22In Verkennung der Rechtslage hat das Bundesverwaltungsgericht das Vorliegen der Voraussetzungen für die Verhängung eines unbefristeten Einreiseverbots allein in der tatbestandsmäßigen Erfüllung der Zugehörigkeit zu einer terroristischen Organisation (§ 53 Abs. 3 Z 6 FPG) und der Annahme eines Naheverhältnisses zu einer terroristischen Gruppierung (§ 53 Abs. 3 Z 9 FPG) angesehen, ohne auch nur ansatzweise Feststellungen zu Qualität, Art und Umfang der angenommenen Angehörigkeit zu einer solchen Organisation und allfälligen Tätigkeiten des Revisionswerbers in oder für die Gruppierung zu treffen. Vielmehr legt das Verwaltungsgericht seiner Gefährdungsprognose nur Mutmaßungen zugrunde, wenn es davon ausgeht, dass die Tatsache, dass der Revisionswerber freiwillig vor fünf Jahren für drei Monate bei der HTS gewesen sei, ein von ihm ausgehendes Gefährdungspotential bewirke. Dies begründete das Bundesverwaltungsgericht im Kern damit, dass Personen sowohl aus ideologischen als auch wirtschaftlichen Gründen „dorthin“ (zur HTS) gingen. Hinsichtlich des Gesamtverhaltens des Revisionswerbers sei festzustellen, dass er im Verfahren mehrfach nachweislich die Unwahrheit gesagt habe, keine schlüssigen Angaben zu den Gründen und den Zeitpunkten des Aufenthalts in Syrien und der Ausreise aus der Türkei habe machen können, weshalb davon auszugehen sei, dass er die Gesinnung seines radikal islamistischen Gedankenguts nicht grundlegend geändert habe. Es lägen stichhaltige Gründe vor, dass der Revisionswerber eine Gefahr für die Sicherheit der Republik Österreich darstelle.

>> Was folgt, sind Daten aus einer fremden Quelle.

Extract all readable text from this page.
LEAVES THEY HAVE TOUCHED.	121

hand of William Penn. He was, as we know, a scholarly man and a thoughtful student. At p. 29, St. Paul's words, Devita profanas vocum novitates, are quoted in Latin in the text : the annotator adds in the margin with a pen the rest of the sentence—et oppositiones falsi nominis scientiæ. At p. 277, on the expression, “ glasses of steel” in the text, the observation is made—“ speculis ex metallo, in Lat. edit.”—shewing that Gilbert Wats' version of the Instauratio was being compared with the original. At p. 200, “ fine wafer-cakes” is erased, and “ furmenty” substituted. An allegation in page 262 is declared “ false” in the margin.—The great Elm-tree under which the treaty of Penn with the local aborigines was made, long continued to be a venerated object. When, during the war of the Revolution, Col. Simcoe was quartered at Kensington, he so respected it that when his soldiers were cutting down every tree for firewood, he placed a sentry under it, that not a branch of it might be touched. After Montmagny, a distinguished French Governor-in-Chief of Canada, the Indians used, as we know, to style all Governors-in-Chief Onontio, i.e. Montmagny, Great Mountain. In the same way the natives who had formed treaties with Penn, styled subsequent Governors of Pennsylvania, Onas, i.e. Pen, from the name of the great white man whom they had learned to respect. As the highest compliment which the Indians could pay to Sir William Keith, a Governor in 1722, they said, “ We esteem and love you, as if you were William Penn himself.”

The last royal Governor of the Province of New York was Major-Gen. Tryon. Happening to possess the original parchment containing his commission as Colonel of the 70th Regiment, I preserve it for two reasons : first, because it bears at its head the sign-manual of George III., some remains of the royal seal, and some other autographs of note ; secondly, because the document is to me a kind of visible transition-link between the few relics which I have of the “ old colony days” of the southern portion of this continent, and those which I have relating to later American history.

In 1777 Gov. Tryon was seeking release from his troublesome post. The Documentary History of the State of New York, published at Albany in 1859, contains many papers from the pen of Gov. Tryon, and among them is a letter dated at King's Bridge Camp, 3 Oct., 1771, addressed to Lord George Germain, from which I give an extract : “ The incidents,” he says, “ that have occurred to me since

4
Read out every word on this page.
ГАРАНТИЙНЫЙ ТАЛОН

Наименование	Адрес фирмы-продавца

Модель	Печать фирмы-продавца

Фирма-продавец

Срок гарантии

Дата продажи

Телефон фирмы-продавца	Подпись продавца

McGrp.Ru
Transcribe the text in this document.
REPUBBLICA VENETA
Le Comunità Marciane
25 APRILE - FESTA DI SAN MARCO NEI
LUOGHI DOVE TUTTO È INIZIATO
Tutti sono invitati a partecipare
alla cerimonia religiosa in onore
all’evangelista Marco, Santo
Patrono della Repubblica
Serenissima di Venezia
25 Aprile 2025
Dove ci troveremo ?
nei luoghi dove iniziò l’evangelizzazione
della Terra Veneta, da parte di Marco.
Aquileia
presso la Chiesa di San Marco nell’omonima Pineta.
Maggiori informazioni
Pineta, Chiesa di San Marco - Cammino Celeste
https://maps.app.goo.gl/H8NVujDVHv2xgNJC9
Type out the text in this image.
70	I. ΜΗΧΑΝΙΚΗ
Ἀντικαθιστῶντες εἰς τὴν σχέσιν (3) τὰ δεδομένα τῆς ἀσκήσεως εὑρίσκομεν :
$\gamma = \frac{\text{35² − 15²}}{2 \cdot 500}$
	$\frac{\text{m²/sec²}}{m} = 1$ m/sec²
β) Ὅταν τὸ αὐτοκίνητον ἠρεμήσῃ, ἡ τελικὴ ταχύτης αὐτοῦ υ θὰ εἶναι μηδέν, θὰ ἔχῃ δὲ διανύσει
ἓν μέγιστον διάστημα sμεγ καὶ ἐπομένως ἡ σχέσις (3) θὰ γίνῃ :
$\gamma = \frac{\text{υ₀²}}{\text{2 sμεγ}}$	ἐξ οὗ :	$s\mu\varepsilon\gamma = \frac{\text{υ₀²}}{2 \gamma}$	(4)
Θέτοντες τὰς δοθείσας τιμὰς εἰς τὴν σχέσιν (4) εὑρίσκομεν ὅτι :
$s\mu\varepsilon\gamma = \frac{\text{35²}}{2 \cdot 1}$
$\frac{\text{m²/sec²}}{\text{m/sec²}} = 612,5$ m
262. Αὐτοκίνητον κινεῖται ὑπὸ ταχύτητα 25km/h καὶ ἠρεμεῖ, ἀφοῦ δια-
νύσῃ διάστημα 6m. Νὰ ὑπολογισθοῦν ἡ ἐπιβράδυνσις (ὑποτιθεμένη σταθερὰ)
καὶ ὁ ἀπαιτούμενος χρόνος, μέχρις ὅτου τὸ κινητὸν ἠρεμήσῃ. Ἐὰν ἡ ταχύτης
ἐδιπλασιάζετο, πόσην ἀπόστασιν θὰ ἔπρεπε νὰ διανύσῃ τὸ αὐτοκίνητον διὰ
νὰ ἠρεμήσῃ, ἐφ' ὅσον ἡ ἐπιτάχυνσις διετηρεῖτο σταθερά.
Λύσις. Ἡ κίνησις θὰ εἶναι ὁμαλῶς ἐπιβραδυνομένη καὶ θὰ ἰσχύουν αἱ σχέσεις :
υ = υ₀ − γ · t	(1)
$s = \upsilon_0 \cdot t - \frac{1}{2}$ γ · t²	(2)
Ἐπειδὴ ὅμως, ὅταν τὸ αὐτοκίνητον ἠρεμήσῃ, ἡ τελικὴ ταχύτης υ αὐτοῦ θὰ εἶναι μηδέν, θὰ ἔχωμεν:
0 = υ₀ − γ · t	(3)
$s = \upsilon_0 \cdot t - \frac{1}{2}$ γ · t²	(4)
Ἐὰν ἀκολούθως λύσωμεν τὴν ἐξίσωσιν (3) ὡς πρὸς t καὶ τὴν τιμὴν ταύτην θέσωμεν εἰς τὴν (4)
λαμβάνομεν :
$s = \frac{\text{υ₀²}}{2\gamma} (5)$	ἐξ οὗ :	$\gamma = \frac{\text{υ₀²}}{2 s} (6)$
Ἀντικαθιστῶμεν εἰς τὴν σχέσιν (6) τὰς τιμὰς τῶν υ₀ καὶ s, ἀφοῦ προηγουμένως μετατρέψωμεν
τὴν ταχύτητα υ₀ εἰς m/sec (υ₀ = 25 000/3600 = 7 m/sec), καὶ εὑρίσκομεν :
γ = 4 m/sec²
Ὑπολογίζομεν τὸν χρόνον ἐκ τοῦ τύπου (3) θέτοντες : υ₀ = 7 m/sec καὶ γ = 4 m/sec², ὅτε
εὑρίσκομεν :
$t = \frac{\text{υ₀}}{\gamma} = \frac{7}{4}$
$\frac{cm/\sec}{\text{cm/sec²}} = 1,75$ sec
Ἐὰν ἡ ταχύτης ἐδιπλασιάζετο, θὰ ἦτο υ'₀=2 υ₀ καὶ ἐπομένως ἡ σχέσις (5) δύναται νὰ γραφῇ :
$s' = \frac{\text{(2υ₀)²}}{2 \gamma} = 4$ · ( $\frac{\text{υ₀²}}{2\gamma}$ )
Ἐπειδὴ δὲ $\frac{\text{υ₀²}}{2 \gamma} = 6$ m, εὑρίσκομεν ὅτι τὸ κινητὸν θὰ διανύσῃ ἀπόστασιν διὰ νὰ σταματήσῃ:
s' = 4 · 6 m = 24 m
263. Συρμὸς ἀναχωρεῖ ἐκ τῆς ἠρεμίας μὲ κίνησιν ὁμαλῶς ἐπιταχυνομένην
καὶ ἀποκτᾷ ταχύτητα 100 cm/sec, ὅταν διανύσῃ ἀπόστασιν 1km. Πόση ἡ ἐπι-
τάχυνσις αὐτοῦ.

23 Mit diesen Ausführungen, die lediglich allgemein gehalten und spekulativ sind, legt das Verwaltungsgericht nicht dar, aufgrund welchen konkreten Verhaltens des Revisionswerbers ein entscheidungswesentliches Gefährdungspotential von ihm ausgehen sollte.

24 Das Unterbleiben näherer Feststellungen zum Gesamtverhalten des Revisionswerbers steht somit einer tauglichen Gefährdungsprognose entgegen.

25In Bezug auf die Verhängung eines unbefristeten Einreiseverbotes war das angefochtene Erkenntnis daher in einem gemäß § 12 Abs. 1 Z 2 VwGG gebildeten Dreiersenat gemäß § 42 Abs. 2 Z 1 VwGG wegen Rechtswidrigkeit seines Inhaltes aufzuheben.

26Die Entscheidung über den Aufwandersatz gründet sich auf die §§ 47ff VwGG in Verbindung mit der VwGH Aufwandersatzverordnung 2014.